Blogger winehiker said...

Alex, despite your wearing your hiking shoes only figuratively, yours is a great post. If you're ever here in the California wine country, look me up and I'll show you what all the fun's about. Thank you for participating!

Russ

10:14 pm  
Anonymous matt - mmwine said...

I love your creative thinking. I think you did a fantastic job with WBW 50. I must say I've not had a Shiraz / Viognier blend, and your review makes me quite interested.

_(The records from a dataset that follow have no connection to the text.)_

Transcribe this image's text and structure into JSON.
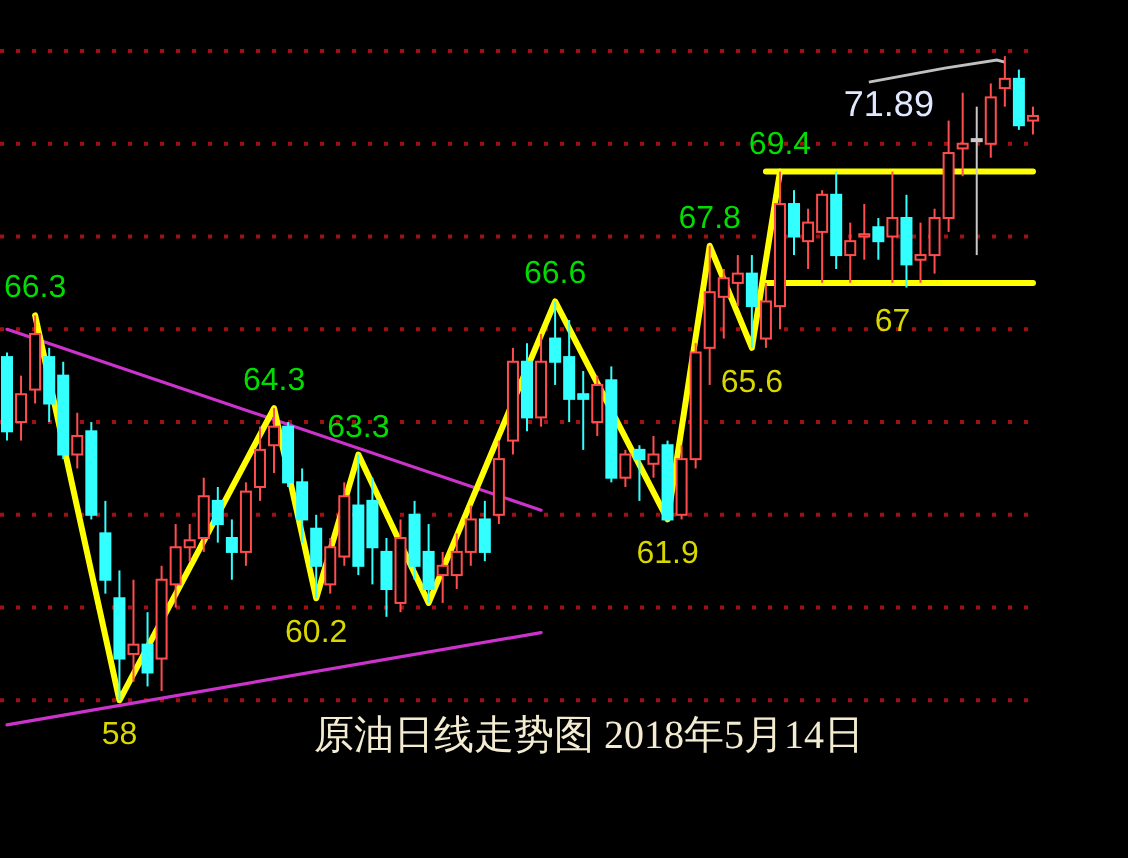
{
  "chart_data": {
    "type": "candlestick",
    "title": "原油日线走势图 2018年5月14日",
    "categories": [
      null,
      null,
      null,
      null,
      null,
      null,
      null,
      null,
      null,
      null,
      null,
      null,
      null,
      null,
      null,
      null,
      null,
      null,
      null,
      null,
      null,
      null,
      null,
      null,
      null,
      null,
      null,
      null,
      null,
      null,
      null,
      null,
      null,
      null,
      null,
      null,
      null,
      null,
      null,
      null,
      null,
      null,
      null,
      null,
      null,
      null,
      null,
      null,
      null,
      null,
      null,
      null,
      null,
      null,
      null,
      null,
      null,
      null,
      null,
      null,
      null,
      null,
      null,
      null,
      null,
      null,
      null,
      null,
      null,
      null,
      null,
      null,
      null,
      null
    ],
    "ohlc": [
      [
        65.4,
        65.5,
        63.6,
        63.8
      ],
      [
        64.0,
        65.0,
        63.6,
        64.6
      ],
      [
        64.7,
        66.3,
        64.4,
        65.9
      ],
      [
        65.4,
        65.6,
        64.0,
        64.4
      ],
      [
        65.0,
        65.3,
        63.2,
        63.3
      ],
      [
        63.3,
        64.2,
        63.0,
        63.7
      ],
      [
        63.8,
        64.0,
        61.9,
        62.0
      ],
      [
        61.6,
        62.3,
        60.3,
        60.6
      ],
      [
        60.2,
        60.8,
        58.0,
        58.9
      ],
      [
        59.0,
        60.6,
        58.4,
        59.2
      ],
      [
        59.2,
        59.9,
        58.3,
        58.6
      ],
      [
        58.9,
        60.9,
        58.2,
        60.6
      ],
      [
        60.5,
        61.8,
        60.0,
        61.3
      ],
      [
        61.3,
        61.8,
        61.0,
        61.45
      ],
      [
        61.5,
        62.8,
        61.2,
        62.4
      ],
      [
        62.3,
        62.6,
        61.4,
        61.8
      ],
      [
        61.5,
        61.9,
        60.6,
        61.2
      ],
      [
        61.2,
        62.7,
        60.9,
        62.5
      ],
      [
        62.6,
        63.9,
        62.3,
        63.4
      ],
      [
        63.5,
        64.3,
        62.9,
        63.9
      ],
      [
        63.9,
        64.0,
        62.6,
        62.7
      ],
      [
        62.7,
        63.0,
        61.4,
        61.9
      ],
      [
        61.7,
        62.0,
        60.2,
        60.9
      ],
      [
        60.5,
        61.5,
        60.3,
        61.3
      ],
      [
        61.1,
        62.7,
        60.9,
        62.4
      ],
      [
        62.2,
        63.3,
        60.7,
        60.9
      ],
      [
        62.3,
        62.8,
        60.5,
        61.3
      ],
      [
        61.2,
        61.5,
        59.8,
        60.4
      ],
      [
        60.1,
        61.9,
        59.9,
        61.5
      ],
      [
        62.0,
        62.3,
        60.6,
        60.9
      ],
      [
        61.2,
        61.8,
        60.1,
        60.4
      ],
      [
        60.7,
        61.2,
        60.1,
        60.9
      ],
      [
        60.7,
        61.6,
        60.4,
        61.2
      ],
      [
        61.2,
        62.2,
        60.9,
        61.9
      ],
      [
        61.9,
        62.3,
        61.0,
        61.2
      ],
      [
        62.0,
        63.6,
        61.8,
        63.2
      ],
      [
        63.6,
        65.6,
        63.3,
        65.3
      ],
      [
        65.3,
        65.7,
        63.8,
        64.1
      ],
      [
        64.1,
        65.9,
        63.9,
        65.3
      ],
      [
        65.8,
        66.6,
        64.8,
        65.3
      ],
      [
        65.4,
        66.2,
        64.0,
        64.5
      ],
      [
        64.6,
        65.1,
        63.4,
        64.5
      ],
      [
        64.0,
        65.0,
        63.7,
        64.8
      ],
      [
        64.9,
        65.2,
        62.7,
        62.8
      ],
      [
        62.8,
        63.4,
        62.6,
        63.3
      ],
      [
        63.4,
        63.5,
        62.3,
        63.2
      ],
      [
        63.1,
        63.7,
        62.8,
        63.3
      ],
      [
        63.5,
        63.6,
        61.9,
        61.9
      ],
      [
        62.0,
        63.5,
        61.9,
        63.2
      ],
      [
        63.2,
        65.7,
        63.0,
        65.5
      ],
      [
        65.6,
        67.8,
        64.8,
        66.8
      ],
      [
        66.7,
        67.3,
        65.8,
        67.1
      ],
      [
        67.0,
        67.6,
        66.5,
        67.2
      ],
      [
        67.2,
        67.6,
        65.6,
        66.5
      ],
      [
        65.8,
        67.0,
        65.6,
        66.6
      ],
      [
        66.5,
        69.4,
        66.0,
        68.7
      ],
      [
        68.7,
        69.0,
        67.6,
        68.0
      ],
      [
        67.9,
        68.6,
        67.3,
        68.3
      ],
      [
        68.1,
        69.0,
        67.0,
        68.9
      ],
      [
        68.9,
        69.4,
        67.3,
        67.6
      ],
      [
        67.6,
        68.3,
        67.0,
        67.9
      ],
      [
        68.0,
        68.7,
        67.5,
        68.05
      ],
      [
        68.2,
        68.4,
        67.5,
        67.9
      ],
      [
        68.0,
        69.4,
        67.0,
        68.4
      ],
      [
        68.4,
        68.9,
        66.9,
        67.4
      ],
      [
        67.5,
        68.3,
        67.0,
        67.6
      ],
      [
        67.6,
        68.6,
        67.2,
        68.4
      ],
      [
        68.4,
        70.5,
        68.1,
        69.8
      ],
      [
        69.9,
        71.1,
        69.3,
        70.0
      ],
      [
        70.1,
        70.8,
        67.6,
        70.1
      ],
      [
        70.0,
        71.3,
        69.7,
        71.0
      ],
      [
        71.2,
        71.89,
        70.8,
        71.4
      ],
      [
        71.4,
        71.6,
        70.3,
        70.4
      ],
      [
        70.5,
        70.8,
        70.2,
        70.6
      ]
    ],
    "colors": [
      "#33ffff",
      "#ff4d4d",
      "#ff4d4d",
      "#33ffff",
      "#33ffff",
      "#ff4d4d",
      "#33ffff",
      "#33ffff",
      "#33ffff",
      "#ff4d4d",
      "#33ffff",
      "#ff4d4d",
      "#ff4d4d",
      "#ff4d4d",
      "#ff4d4d",
      "#33ffff",
      "#33ffff",
      "#ff4d4d",
      "#ff4d4d",
      "#ff4d4d",
      "#33ffff",
      "#33ffff",
      "#33ffff",
      "#ff4d4d",
      "#ff4d4d",
      "#33ffff",
      "#33ffff",
      "#33ffff",
      "#ff4d4d",
      "#33ffff",
      "#33ffff",
      "#ff4d4d",
      "#ff4d4d",
      "#ff4d4d",
      "#33ffff",
      "#ff4d4d",
      "#ff4d4d",
      "#33ffff",
      "#ff4d4d",
      "#33ffff",
      "#33ffff",
      "#33ffff",
      "#ff4d4d",
      "#33ffff",
      "#ff4d4d",
      "#33ffff",
      "#ff4d4d",
      "#33ffff",
      "#ff4d4d",
      "#ff4d4d",
      "#ff4d4d",
      "#ff4d4d",
      "#ff4d4d",
      "#33ffff",
      "#ff4d4d",
      "#ff4d4d",
      "#33ffff",
      "#ff4d4d",
      "#ff4d4d",
      "#33ffff",
      "#ff4d4d",
      "#ff4d4d",
      "#33ffff",
      "#ff4d4d",
      "#33ffff",
      "#ff4d4d",
      "#ff4d4d",
      "#ff4d4d",
      "#ff4d4d",
      "#c8c8c8",
      "#ff4d4d",
      "#ff4d4d",
      "#33ffff",
      "#ff4d4d"
    ],
    "ylim": [
      54.6,
      73.1
    ],
    "yticks": [
      {
        "value": 58,
        "label": null
      },
      {
        "value": 60,
        "label": null
      },
      {
        "value": 62,
        "label": null
      },
      {
        "value": 64,
        "label": null
      },
      {
        "value": 66,
        "label": null
      },
      {
        "value": 68,
        "label": null
      },
      {
        "value": 70,
        "label": null
      },
      {
        "value": 72,
        "label": null
      }
    ],
    "tick_labels": false,
    "grid": "y",
    "series": [
      {
        "type": "line",
        "color": "#cc33cc",
        "values": [
          66.0,
          null,
          null,
          null,
          null,
          null,
          null,
          null,
          null,
          null,
          null,
          null,
          null,
          null,
          null,
          null,
          null,
          null,
          null,
          null,
          null,
          null,
          null,
          null,
          null,
          null,
          null,
          null,
          null,
          null,
          null,
          null,
          null,
          null,
          null,
          null,
          null,
          null,
          62.1,
          null,
          null,
          null,
          null,
          null,
          null,
          null,
          null,
          null,
          null,
          null,
          null,
          null,
          null,
          null,
          null,
          null,
          null,
          null,
          null,
          null,
          null,
          null,
          null,
          null,
          null,
          null,
          null,
          null,
          null,
          null,
          null,
          null,
          null,
          null
        ]
      },
      {
        "type": "line",
        "color": "#cc33cc",
        "values": [
          57.47,
          null,
          null,
          null,
          null,
          null,
          null,
          null,
          null,
          null,
          null,
          null,
          null,
          null,
          null,
          null,
          null,
          null,
          null,
          null,
          null,
          null,
          null,
          null,
          null,
          null,
          null,
          null,
          null,
          null,
          null,
          null,
          null,
          null,
          null,
          null,
          null,
          null,
          59.46,
          null,
          null,
          null,
          null,
          null,
          null,
          null,
          null,
          null,
          null,
          null,
          null,
          null,
          null,
          null,
          null,
          null,
          null,
          null,
          null,
          null,
          null,
          null,
          null,
          null,
          null,
          null,
          null,
          null,
          null,
          null,
          null,
          null,
          null,
          null
        ]
      },
      {
        "type": "line",
        "color": "#ffff00",
        "values": [
          null,
          null,
          66.3,
          null,
          null,
          null,
          null,
          null,
          58,
          null,
          null,
          null,
          null,
          null,
          null,
          null,
          null,
          null,
          null,
          64.3,
          null,
          null,
          60.2,
          null,
          null,
          63.3,
          null,
          null,
          null,
          null,
          60.1,
          null,
          null,
          null,
          null,
          null,
          null,
          null,
          null,
          66.6,
          null,
          null,
          null,
          null,
          null,
          null,
          null,
          61.9,
          null,
          null,
          67.8,
          null,
          null,
          65.6,
          null,
          69.4,
          null,
          null,
          null,
          null,
          null,
          null,
          null,
          null,
          null,
          null,
          null,
          null,
          null,
          null,
          null,
          null,
          null,
          null
        ],
        "value_labels": [
          null,
          null,
          "66.3",
          null,
          null,
          null,
          null,
          null,
          "58",
          null,
          null,
          null,
          null,
          null,
          null,
          null,
          null,
          null,
          null,
          "64.3",
          null,
          null,
          "60.2",
          null,
          null,
          "63.3",
          null,
          null,
          null,
          null,
          null,
          null,
          null,
          null,
          null,
          null,
          null,
          null,
          null,
          "66.6",
          null,
          null,
          null,
          null,
          null,
          null,
          null,
          "61.9",
          null,
          null,
          "67.8",
          null,
          null,
          "65.6",
          null,
          "69.4",
          null,
          null,
          null,
          null,
          null,
          null,
          null,
          null,
          null,
          null,
          null,
          null,
          null,
          null,
          null,
          null,
          null,
          null
        ]
      },
      {
        "type": "line",
        "color": "#ffff00",
        "values": [
          null,
          null,
          null,
          null,
          null,
          null,
          null,
          null,
          null,
          null,
          null,
          null,
          null,
          null,
          null,
          null,
          null,
          null,
          null,
          null,
          null,
          null,
          null,
          null,
          null,
          null,
          null,
          null,
          null,
          null,
          null,
          null,
          null,
          null,
          null,
          null,
          null,
          null,
          null,
          null,
          null,
          null,
          null,
          null,
          null,
          null,
          null,
          null,
          null,
          null,
          null,
          null,
          null,
          null,
          69.4,
          null,
          null,
          null,
          null,
          null,
          null,
          null,
          null,
          null,
          null,
          null,
          null,
          null,
          null,
          null,
          null,
          null,
          null,
          69.4
        ]
      },
      {
        "type": "line",
        "color": "#ffff00",
        "values": [
          null,
          null,
          null,
          null,
          null,
          null,
          null,
          null,
          null,
          null,
          null,
          null,
          null,
          null,
          null,
          null,
          null,
          null,
          null,
          null,
          null,
          null,
          null,
          null,
          null,
          null,
          null,
          null,
          null,
          null,
          null,
          null,
          null,
          null,
          null,
          null,
          null,
          null,
          null,
          null,
          null,
          null,
          null,
          null,
          null,
          null,
          null,
          null,
          null,
          null,
          null,
          null,
          null,
          null,
          67,
          null,
          null,
          null,
          null,
          null,
          null,
          null,
          null,
          67,
          null,
          null,
          null,
          null,
          null,
          null,
          null,
          null,
          null,
          67
        ],
        "value_labels": [
          null,
          null,
          null,
          null,
          null,
          null,
          null,
          null,
          null,
          null,
          null,
          null,
          null,
          null,
          null,
          null,
          null,
          null,
          null,
          null,
          null,
          null,
          null,
          null,
          null,
          null,
          null,
          null,
          null,
          null,
          null,
          null,
          null,
          null,
          null,
          null,
          null,
          null,
          null,
          null,
          null,
          null,
          null,
          null,
          null,
          null,
          null,
          null,
          null,
          null,
          null,
          null,
          null,
          null,
          null,
          null,
          null,
          null,
          null,
          null,
          null,
          null,
          null,
          "67",
          null,
          null,
          null,
          null,
          null,
          null,
          null,
          null,
          null,
          null
        ]
      }
    ],
    "annotations": [
      "71.89"
    ]
  }
}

I'll have to find one and video review it. I am hopeful it lives up the this great wine you've reviewed for us!

Cheers!
Matt

3:25 am  
Blogger CatsPuke said...

Theres a vineyard in Swillington.

http://englishwineproducers.com/leventhorpe.htm

I've tried the wine at the Farmers market, and I wasn't that impressed, but it was 9am and I already had a hangover. I'm no expert by any means though! CP x

1:45 pm  
Anonymous Steve said...

Hi Alex

If you're in Headingley, your nearest vineyard is actually Leventhorpe near Allerton Bywater (http://englishwineproducers.com/leventhorpe.htm) - you should definitely give it a visit if you've not yet. The owner is a really nice guy and spent a long time chatting with us. The madeleine angevine and seyval are pretty good - the latter is served at Leeds Seventeen.
cheers
Steve

1:58 pm  
Blogger Alex said...

Thanks, Russ - I was a bit worried I wasn't getting into the spirit of things!

Matt - Shiraz-Viognier blends are all the rage in Australia at the moment so, if you can't quite spring for a French blend, you should be able to find an affordable Australian one relatively easily ...

CatsPuke (I think I prefer CP!) and Steve - thanks for the suggestions - I'll be keeping them in mind!